Consciente de l’impopularité de la GUL au sein des associations de copropriétaires, la ministre du Logement a récemment annoncé que ce dispositif ne sera plus obligatoire et que le système de caution pourra être maintenu. L’État financera intégralement le coût de la Garantie universelle des loyers si le propriétaire décide toutefois de l’appliquer.
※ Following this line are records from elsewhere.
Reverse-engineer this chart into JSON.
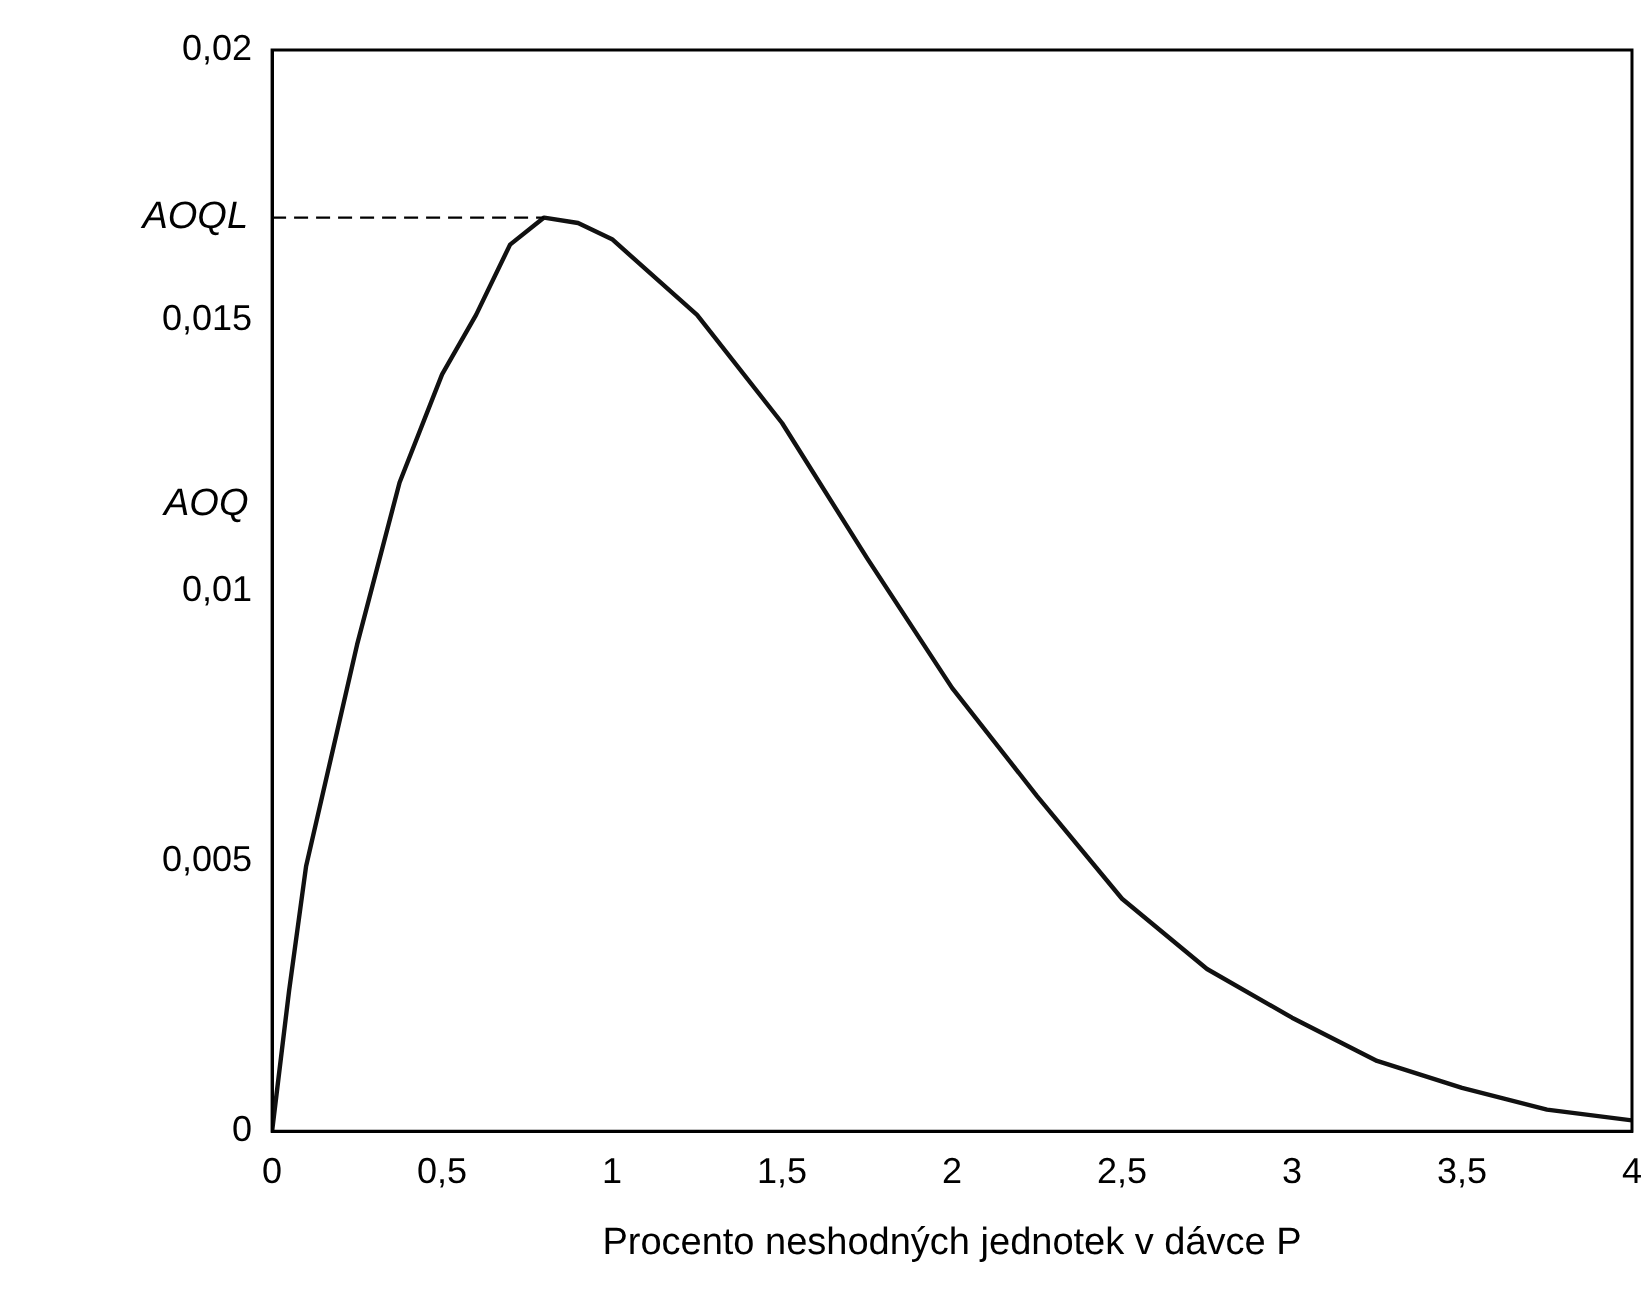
{
  "chart_data": {
    "type": "line",
    "xlabel": "Procento neshodných jednotek v dávce P",
    "ylabel": "AOQ",
    "x": [
      0,
      0.05,
      0.1,
      0.25,
      0.375,
      0.5,
      0.6,
      0.7,
      0.8,
      0.9,
      1,
      1.25,
      1.5,
      1.75,
      2,
      2.25,
      2.5,
      2.75,
      3,
      3.25,
      3.5,
      3.75,
      4
    ],
    "series": [
      {
        "color": "#111111",
        "values": [
          0,
          0.0026,
          0.0049,
          0.009,
          0.012,
          0.014,
          0.0151,
          0.0164,
          0.0169,
          0.0168,
          0.0165,
          0.0151,
          0.0131,
          0.0106,
          0.0082,
          0.0062,
          0.0043,
          0.003,
          0.0021,
          0.0013,
          0.0008,
          0.0004,
          0.0002
        ]
      }
    ],
    "xlim": [
      0,
      4
    ],
    "ylim": [
      0,
      0.02
    ],
    "xticks": [
      0,
      {
        "value": 0.5,
        "label": "0,5"
      },
      1,
      {
        "value": 1.5,
        "label": "1,5"
      },
      2,
      {
        "value": 2.5,
        "label": "2,5"
      },
      3,
      {
        "value": 3.5,
        "label": "3,5"
      },
      4
    ],
    "yticks": [
      0,
      {
        "value": 0.005,
        "label": "0,005"
      },
      {
        "value": 0.01,
        "label": "0,01"
      },
      {
        "value": 0.015,
        "label": "0,015"
      },
      {
        "value": 0.02,
        "label": "0,02"
      }
    ],
    "ref_lines": [
      {
        "axis": "y",
        "value": 0.0169,
        "label": "AOQL",
        "line_style": "dashed"
      }
    ],
    "grid": false,
    "legend": false,
    "marker": "none",
    "line_style": "solid"
  }
}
Une mesure à destination des propriétaires

La Garantie universelle des loyers prévoyait initialement un prélèvement à hauteur de 2 % du montant du loyer. Cette charge était partagée entre le locataire ainsi que le propriétaire et servait à financer la GUL. Avec la précédente version de la loi Alur, les propriétaires devaient obligatoirement souscrire à cette garantie. Ils ne sont actuellement plus soumis à cette obligation puisqu’ils ont désormais la possibilité de choisir entre ce dispositif ou l’ancien système de caution. De plus, le montant de la GUL ne sera plus prélevé sur le loyer si le propriétaire décide de l’appliquer, car l’État déboursera 400 millions d’euros pour le prendre entièrement en charge. Pour autant, le montant du remboursement en cas d’impayés sera basé sur le loyer médian d’un logement équivalent, soit une somme inférieure au loyer réel. Le propriétaire aura cependant la possibilité de souscrire une assurance s’il souhaite obtenir le complément.

Entrée en vigueur en 2016

Le texte portant sur la Garantie universelle des loyers sera appliqué début 2016. Mis à part les changements précédemment cités, la ministre du Logement a appliqué de menus changements à son dispositif. Si les locataires prennent aujourd’hui intégralement en charge la rémunération des agences immobilières, leur facture sera allégée lorsque le texte sera adopté. Le montant de la réalisation de l’état des lieux ainsi que de la rédaction du bail sera par exemple partagé entre le locataire et le propriétaire.

Du côté de ce dernier, il semble que la souscription à la Garantie universelle des loyers ainsi que l’application d’une caution sera possible. Le propriétaire devra proposer son logement en location à des étudiants afin de bénéficier de cette mesure. Avec cette exception, la ministre espère faciliter l’accession des étudiants à une location dans des grandes villes comme Paris.